The availability of credit impacts the real estate even more than the interest rates do. After all, a low interest rate is not of much use if only a small portion of potential home buyers can qualify for it…
Back in the rolling 2005-2006 years credit was plentiful and 100% and even 110% financing was available to anyone with a pulse. After the market peaked sometimes in 2006, prices rapidly started declining with foreclosures soaring in the following years.
The correlations were complex and many, but the result was that a “conventional” loan went from being a 100% financing without mortgage insurance back to the historically normal 80% financing requiring a 20% down payment. this created big problems for first time home buyers that now had to wait years before being able to afford a home (traditionally, this is how homes were bought so some may be rolling their eyes.)

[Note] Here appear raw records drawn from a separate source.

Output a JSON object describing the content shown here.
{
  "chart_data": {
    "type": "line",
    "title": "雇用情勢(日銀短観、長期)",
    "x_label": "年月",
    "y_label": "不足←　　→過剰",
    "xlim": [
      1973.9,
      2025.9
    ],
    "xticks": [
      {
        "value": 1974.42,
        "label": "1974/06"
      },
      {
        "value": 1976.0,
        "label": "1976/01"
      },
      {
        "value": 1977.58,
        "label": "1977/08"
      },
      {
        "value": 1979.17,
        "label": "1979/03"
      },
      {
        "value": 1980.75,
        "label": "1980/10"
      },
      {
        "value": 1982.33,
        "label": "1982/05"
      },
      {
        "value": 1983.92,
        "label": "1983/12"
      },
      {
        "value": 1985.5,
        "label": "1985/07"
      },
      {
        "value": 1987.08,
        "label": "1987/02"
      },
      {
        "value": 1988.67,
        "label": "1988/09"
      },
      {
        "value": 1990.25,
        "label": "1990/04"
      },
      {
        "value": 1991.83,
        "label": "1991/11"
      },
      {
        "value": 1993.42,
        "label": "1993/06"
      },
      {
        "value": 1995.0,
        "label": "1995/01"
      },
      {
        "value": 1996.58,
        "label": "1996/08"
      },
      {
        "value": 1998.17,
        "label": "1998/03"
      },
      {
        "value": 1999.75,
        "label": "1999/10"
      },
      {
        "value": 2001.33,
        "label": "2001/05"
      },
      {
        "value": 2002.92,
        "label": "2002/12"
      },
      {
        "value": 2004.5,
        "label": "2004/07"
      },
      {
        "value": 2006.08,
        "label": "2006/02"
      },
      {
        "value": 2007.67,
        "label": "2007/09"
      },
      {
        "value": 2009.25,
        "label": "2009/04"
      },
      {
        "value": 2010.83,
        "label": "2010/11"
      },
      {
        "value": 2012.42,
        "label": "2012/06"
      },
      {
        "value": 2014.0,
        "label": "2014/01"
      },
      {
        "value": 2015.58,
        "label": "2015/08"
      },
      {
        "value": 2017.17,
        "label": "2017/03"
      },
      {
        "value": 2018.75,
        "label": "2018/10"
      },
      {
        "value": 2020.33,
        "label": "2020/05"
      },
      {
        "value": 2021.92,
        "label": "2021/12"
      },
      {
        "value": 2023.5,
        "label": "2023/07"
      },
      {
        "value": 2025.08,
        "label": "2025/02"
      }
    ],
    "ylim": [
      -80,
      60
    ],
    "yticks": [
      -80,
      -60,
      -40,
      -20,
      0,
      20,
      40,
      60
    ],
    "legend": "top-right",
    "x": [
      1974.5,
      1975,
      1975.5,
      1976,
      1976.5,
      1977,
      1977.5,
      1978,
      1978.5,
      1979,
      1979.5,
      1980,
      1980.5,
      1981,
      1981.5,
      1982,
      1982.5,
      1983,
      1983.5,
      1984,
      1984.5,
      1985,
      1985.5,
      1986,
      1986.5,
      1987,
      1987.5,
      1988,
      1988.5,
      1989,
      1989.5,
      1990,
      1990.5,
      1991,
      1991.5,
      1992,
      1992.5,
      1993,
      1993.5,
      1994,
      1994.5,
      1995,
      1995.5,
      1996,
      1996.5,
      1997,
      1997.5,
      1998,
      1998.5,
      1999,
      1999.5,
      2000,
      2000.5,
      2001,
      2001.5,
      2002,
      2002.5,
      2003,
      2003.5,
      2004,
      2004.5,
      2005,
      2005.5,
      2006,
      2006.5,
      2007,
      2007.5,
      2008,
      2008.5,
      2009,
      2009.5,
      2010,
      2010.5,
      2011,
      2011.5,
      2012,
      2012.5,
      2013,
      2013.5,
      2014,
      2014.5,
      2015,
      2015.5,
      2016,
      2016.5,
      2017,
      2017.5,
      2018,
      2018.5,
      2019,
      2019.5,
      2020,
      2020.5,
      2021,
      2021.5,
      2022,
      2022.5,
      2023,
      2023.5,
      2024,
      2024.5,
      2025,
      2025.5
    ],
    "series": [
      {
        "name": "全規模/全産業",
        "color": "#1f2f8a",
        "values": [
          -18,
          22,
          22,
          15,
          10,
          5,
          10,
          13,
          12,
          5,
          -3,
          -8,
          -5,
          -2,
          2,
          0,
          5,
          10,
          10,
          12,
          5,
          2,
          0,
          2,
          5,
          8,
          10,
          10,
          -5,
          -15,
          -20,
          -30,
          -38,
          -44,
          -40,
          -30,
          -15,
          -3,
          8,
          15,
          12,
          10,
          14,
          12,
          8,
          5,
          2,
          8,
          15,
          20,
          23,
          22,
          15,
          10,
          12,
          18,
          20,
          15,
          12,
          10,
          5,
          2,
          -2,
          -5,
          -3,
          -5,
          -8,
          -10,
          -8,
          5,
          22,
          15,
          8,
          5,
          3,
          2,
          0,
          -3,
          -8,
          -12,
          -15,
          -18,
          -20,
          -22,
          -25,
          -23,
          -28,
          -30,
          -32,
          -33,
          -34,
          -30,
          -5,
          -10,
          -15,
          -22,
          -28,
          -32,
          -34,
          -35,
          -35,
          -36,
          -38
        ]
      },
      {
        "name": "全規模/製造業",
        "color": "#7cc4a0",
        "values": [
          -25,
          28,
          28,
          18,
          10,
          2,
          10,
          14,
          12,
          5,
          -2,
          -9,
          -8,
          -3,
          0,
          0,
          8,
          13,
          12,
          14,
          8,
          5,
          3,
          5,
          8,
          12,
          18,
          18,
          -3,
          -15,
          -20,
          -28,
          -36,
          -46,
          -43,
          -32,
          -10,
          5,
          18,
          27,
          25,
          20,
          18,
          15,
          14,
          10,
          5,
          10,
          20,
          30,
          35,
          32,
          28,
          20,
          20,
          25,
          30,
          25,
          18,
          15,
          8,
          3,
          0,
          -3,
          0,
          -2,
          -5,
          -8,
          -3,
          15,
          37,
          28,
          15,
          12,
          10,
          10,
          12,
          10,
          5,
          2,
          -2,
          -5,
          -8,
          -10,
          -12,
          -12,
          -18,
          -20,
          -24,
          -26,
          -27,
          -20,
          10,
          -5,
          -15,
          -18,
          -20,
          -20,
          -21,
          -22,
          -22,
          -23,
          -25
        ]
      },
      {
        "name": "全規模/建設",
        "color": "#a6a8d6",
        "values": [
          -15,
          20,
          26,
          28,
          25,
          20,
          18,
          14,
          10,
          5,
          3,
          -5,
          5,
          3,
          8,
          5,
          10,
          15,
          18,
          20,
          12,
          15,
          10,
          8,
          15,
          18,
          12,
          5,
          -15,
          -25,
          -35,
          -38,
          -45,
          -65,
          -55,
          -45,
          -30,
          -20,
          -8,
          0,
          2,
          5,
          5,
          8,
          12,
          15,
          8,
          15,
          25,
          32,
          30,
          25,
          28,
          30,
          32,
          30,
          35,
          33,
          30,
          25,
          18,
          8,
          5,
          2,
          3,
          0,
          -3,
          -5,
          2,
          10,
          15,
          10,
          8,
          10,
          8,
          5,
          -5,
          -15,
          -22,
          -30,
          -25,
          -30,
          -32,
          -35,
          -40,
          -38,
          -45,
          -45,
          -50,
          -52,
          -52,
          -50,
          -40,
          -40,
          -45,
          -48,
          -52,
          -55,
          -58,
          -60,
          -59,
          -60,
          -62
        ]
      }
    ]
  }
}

As “conventional” financing declined, FHA and VA woke up from a long sleep and got more and more prevalent. As did cash purchases – common with investors scooping up foreclosures and short sales at bargain prices.
With 50% of purchasers still using conventional financing (typically requiring 20% down) there seems to be lots of well qualified buyers out there.
FHA and VA now accounts for 1/3rd of purchases. (often first time home buyers as FHA requires a 3.5% down payment and VA requires 0% down payment.) With all the returning military veterans returning from abroad, VA loans will likely just keep rising in popularity.
In the table below you can see the rise of FHA and VA from their virtually non-existence in 2004 to popular choices in April 2011.
Cash purchases have been increasing as well – a large portion of that is likely investors buying up foreclosures and short sales.